Sometimes I change a patients’ medication to something similar to achieve better efficacy, to minimize side effects, or due to cost. Although I always put the changes in writing for the patient, telling them what to start and what to stop, this doesn’t always work. Patients may get an automatic refill of the original medication from the pharmacy or call it in when they notice a pill bottle is almost empty. Sometimes they go by a medication list they’ve generated, but not updated, rather than the printout I give them.

Sometimes patients end up on two similar medications after getting one from a specialist who doesn’t realize a patient is taking something, because the patient didn’t bring the list I gave them, and they don’t remember everything they take. For example I might have the patient on lisinopril for hypertension, and their cardiologist prescribes the similar benazepril.

A similar medication error happens when we tell patients to stop a medication and they don’t for similar reasons as above.

So the faxes are helpful when these things are caught, but it would be better if it occurred at the the time the prescription is sent to the pharmacy.  Ideally the pharmacy computer would automatically connect to the physician’s electronic medical record (EMR), particularly the primary care doctor, and compare medication lists. If they had medications to refill that didn’t match the EMR record, they would call to double check if the patient could not give them a good reason for the discrepancy. In addition, the pharmacy computer could keep track of all the chronic medications a patient has filled. If the patient doesn’t get the prescription refilled in a timely manner, their computer would query the physician computer to make sure it was still an active medication. If so they would call the patient (and maybe in the future talk to the patient’s medication list carried on their computer/mobile device) and remind them to refill their medication, assuming someone hadn’t stopped it, the patient was taking samples, or some other good reason.

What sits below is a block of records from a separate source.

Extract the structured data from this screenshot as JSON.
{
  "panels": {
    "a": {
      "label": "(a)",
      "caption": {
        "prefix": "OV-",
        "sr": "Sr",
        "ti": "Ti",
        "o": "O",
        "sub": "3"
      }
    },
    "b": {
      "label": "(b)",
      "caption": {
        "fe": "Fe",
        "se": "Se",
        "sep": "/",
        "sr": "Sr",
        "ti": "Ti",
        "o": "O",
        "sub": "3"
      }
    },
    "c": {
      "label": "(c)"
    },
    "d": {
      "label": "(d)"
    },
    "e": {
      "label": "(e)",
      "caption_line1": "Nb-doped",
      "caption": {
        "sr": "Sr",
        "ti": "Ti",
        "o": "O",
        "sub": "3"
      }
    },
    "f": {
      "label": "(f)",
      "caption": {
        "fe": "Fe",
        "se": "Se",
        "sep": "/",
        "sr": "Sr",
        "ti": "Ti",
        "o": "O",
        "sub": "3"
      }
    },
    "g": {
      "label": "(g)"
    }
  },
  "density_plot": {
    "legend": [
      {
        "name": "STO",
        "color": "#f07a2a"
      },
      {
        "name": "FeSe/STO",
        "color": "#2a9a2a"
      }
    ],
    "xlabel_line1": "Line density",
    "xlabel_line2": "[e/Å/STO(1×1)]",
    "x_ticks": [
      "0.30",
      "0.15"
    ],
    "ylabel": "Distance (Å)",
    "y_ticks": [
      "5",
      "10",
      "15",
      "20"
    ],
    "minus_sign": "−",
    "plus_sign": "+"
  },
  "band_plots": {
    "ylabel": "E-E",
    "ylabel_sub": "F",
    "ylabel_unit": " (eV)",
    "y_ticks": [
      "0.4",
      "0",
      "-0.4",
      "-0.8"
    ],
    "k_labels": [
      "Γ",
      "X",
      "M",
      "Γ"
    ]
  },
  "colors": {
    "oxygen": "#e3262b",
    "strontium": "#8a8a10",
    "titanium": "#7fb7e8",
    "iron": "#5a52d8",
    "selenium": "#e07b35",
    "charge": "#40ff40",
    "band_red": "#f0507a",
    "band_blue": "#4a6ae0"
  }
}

If you use a program such as Quicken, you can download credit card and other transactions and reconcile them with entries you’ve entered. Comparing medications would be a similar process.

There are certainly barriers to such a solution. Electronic health records would need to have medication fields standardized, and there would need to be protocols to exchange the information. I’m not sure, but I think some of this already exists. Of course there are legal issues such as HIPAA.

As John Lennon said, “You may say I’m a dreamer, but I’m not the only one. I hope someday you’ll join us, and the world will be as one.”